Despite the end of federal abortion protections, the number of abortions in the U.S. has actually increased, driven largely by the expanded availability of medication abortion. The Trump administration has so far left the Biden-era rules in place, keeping the issue out of the political spotlight but angering anti-abortion lawmakers and activists who see the president as not moving aggressively enough.

Political Stakes and Broader Context

The FDA’s review comes as the White House is also navigating other high-stakes political battles. The administration has faced criticism over its handling of public health issues, including deadly chemical blasts that undercut the EPA’s safety rollback push. Meanwhile, the political landscape is shifting ahead of the midterms, with figures like Pete Buttigieg emerging as a key Democratic counterweight to Trump.

Mifepristone, first approved by the FDA in 2000, is typically used in combination with misoprostol to terminate early pregnancies. The drug has been the subject of intense legal and political battles, with anti-abortion groups challenging its approval and the FDA's authority to regulate it. The current review is likely to reignite those debates, especially as the agency faces a divided Congress and an increasingly polarized electorate.

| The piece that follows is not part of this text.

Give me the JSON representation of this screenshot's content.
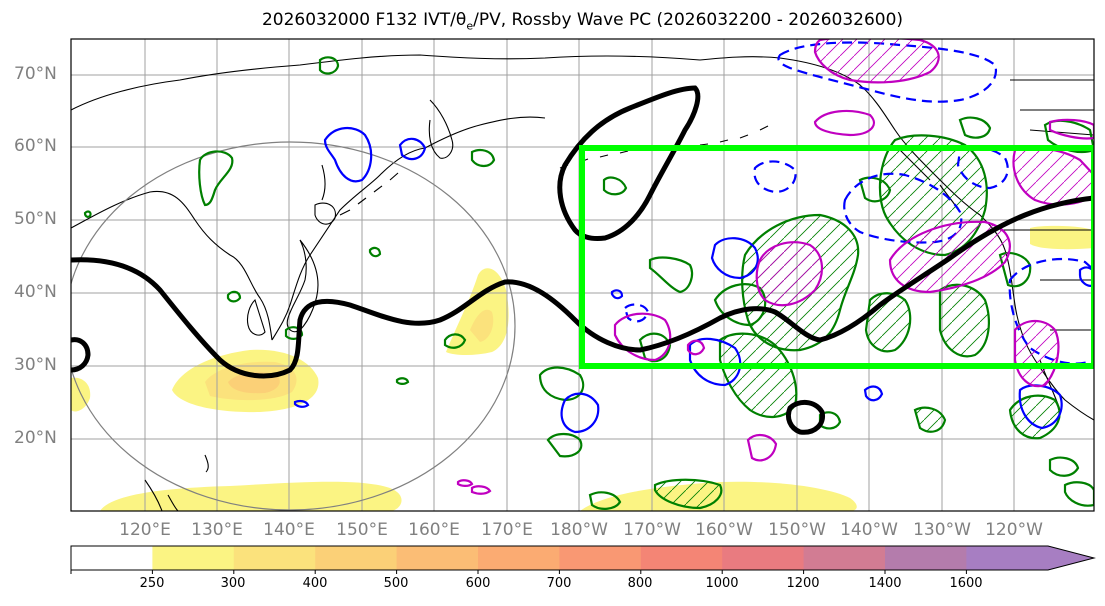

For now, the FDA says it will proceed with the review on scientific grounds, but the political implications are clear. If the agency recommends new restrictions, it could effectively roll back access to medication abortion in much of the country, even in states where abortion remains legal. That would mark a significant shift in the post-Roe landscape and could become a central issue in the upcoming midterm elections.